Monday, April 28, 2014

Leslie Kelly: Avril Lavigne’s Dumb ‘Hello Kitty’ Video Is Rife with Cultural Appropriation

Oh, Avril Lavigne. Once, many years ago in a land far, far away you spoke to my troubled tween soul about tween stuff. And you made it seem all deep and hip to wear lots of eyeliner. But ye gods how our paths have changed since then! Now I'm still emerging from a classic rock music snob phase and you're succumbing to the dark abyss of I-didn't-realize-it-was-racist.
I watched the video for you so you don't have to. Basically, the twenty-nine-year old jumps around in a strange, uncomfortable-looking skirt, eats sushi, and tries to sing in Japanese. I'm not going to go on and on about how bad the video is, because there's a much more important issue at hand here and the article gets into plenty of detail itself.

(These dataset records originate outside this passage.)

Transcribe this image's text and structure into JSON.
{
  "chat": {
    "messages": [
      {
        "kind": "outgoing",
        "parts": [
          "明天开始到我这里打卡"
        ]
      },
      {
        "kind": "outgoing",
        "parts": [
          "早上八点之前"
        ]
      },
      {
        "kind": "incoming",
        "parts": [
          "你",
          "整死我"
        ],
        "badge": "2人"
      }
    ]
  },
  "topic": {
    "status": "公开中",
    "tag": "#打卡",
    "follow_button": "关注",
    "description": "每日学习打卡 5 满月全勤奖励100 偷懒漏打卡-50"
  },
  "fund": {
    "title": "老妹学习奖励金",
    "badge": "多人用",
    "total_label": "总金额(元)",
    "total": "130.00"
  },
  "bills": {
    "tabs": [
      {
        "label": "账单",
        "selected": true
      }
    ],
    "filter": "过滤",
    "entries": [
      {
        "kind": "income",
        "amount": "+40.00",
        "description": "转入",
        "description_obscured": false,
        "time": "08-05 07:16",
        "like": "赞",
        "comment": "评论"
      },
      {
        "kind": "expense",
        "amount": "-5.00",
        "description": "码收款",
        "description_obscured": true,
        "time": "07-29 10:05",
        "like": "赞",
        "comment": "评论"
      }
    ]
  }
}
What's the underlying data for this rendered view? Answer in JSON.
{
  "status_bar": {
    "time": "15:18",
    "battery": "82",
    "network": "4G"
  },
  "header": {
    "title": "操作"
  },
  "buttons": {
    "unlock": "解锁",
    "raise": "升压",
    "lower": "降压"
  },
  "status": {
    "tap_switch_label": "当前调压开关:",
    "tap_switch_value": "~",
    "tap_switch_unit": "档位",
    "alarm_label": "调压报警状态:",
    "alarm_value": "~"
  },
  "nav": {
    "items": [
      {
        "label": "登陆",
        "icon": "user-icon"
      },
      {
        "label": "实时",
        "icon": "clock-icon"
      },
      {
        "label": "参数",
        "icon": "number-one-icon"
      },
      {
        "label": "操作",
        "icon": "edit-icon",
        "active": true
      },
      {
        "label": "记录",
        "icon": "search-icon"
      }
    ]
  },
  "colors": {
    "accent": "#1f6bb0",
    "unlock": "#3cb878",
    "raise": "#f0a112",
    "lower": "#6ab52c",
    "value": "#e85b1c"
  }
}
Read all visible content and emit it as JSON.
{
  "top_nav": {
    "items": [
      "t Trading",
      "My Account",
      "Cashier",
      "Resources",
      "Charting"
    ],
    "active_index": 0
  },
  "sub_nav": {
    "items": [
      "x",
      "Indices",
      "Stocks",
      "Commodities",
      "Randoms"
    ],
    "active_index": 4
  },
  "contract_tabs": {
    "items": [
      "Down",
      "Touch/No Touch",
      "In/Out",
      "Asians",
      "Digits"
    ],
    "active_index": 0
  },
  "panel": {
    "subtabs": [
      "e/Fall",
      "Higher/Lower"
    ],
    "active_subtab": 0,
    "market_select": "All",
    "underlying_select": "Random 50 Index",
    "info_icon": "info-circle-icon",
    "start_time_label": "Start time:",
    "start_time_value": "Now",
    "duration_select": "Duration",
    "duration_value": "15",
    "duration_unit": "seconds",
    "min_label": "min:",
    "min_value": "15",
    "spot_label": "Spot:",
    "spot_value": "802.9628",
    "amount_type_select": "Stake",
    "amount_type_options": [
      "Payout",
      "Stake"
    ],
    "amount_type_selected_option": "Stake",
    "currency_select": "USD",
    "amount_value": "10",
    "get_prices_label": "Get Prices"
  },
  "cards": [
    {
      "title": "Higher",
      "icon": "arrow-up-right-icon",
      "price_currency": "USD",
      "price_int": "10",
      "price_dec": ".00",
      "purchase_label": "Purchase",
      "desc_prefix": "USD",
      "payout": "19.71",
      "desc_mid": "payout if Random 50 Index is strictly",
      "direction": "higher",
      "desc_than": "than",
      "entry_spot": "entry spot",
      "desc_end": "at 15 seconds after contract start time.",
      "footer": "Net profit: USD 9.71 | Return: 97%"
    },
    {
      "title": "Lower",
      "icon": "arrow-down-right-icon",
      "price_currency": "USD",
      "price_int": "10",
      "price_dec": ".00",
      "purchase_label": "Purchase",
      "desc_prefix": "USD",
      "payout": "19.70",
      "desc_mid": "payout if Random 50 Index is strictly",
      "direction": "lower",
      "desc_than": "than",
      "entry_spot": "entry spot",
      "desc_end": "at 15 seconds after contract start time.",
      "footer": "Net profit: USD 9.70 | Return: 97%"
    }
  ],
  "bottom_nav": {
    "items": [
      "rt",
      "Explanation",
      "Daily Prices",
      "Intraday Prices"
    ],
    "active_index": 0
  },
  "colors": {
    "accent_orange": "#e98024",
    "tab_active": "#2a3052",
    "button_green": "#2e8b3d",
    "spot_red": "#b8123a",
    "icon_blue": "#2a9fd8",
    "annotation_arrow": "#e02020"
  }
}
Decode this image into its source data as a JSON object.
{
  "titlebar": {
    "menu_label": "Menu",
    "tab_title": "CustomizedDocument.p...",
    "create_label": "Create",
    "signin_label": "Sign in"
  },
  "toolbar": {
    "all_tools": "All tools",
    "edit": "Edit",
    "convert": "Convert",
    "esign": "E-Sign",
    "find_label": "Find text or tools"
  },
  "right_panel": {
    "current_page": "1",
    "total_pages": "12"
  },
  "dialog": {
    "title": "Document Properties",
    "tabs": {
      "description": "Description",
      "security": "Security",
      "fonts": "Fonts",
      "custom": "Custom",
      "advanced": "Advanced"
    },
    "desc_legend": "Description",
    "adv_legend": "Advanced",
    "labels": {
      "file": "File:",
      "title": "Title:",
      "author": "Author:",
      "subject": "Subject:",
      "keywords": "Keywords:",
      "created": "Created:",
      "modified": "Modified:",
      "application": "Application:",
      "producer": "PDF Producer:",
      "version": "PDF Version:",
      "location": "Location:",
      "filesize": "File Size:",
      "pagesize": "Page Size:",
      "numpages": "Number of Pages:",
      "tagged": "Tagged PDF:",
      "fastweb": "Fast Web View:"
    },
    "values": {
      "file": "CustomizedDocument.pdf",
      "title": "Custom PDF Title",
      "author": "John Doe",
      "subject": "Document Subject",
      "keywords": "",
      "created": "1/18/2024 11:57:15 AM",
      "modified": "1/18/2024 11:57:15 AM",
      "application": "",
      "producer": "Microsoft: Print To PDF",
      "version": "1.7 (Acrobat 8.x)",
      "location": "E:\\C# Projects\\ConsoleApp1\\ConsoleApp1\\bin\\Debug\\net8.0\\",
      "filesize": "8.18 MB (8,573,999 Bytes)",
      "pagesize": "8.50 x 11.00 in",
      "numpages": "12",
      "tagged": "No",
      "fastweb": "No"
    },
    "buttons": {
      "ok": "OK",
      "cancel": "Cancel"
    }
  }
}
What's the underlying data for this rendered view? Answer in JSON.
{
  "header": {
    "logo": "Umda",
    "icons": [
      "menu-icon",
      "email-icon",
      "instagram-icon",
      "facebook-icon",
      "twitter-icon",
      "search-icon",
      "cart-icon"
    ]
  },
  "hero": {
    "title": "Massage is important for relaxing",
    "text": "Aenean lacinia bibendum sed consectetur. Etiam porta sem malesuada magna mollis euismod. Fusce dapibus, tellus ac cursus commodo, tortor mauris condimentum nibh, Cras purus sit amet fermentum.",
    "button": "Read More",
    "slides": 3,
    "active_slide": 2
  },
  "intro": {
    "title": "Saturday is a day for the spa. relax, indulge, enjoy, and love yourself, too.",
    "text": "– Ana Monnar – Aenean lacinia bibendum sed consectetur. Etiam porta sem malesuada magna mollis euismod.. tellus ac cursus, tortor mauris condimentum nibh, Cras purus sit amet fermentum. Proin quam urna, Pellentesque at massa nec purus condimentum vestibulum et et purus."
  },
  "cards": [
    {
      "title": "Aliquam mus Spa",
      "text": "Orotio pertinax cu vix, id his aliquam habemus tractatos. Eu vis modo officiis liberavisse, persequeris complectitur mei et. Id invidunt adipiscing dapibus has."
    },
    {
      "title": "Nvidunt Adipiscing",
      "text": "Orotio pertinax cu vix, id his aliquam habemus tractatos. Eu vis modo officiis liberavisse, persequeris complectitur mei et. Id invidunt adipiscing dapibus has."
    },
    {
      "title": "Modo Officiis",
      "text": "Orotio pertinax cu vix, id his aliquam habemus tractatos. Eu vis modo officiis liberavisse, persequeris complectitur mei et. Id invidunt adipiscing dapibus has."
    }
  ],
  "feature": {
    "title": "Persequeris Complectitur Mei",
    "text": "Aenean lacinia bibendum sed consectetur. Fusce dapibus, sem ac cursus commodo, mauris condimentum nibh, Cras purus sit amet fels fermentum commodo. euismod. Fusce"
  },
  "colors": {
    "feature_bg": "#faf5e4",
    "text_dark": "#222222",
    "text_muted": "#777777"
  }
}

Cultural appropriation is no new trend, but it is a seriously problematic one that needs to stop. Celebrities and fashion movements pick and choose random bits of other cultures that they find glamorous and exotic, like hijabs or Native American headdresses. They're often romanticized and sexualized by people who don't know what they really mean, and when celebrities publicly endorse this epidemic they're spreading the message that it's not racist, it's not wrong. In Lavigne's case, she's prancing around with her prop-like Asian backup singers and trying to speak Japanese with the expertise of any average white anime fan. Cases of cultural appropriation like this commercialize and trivialize entire races, countries, and heritages until they're reduced to these mangled objects that once held value and weight but have since been rendered unrecognizable by a new wave of fans.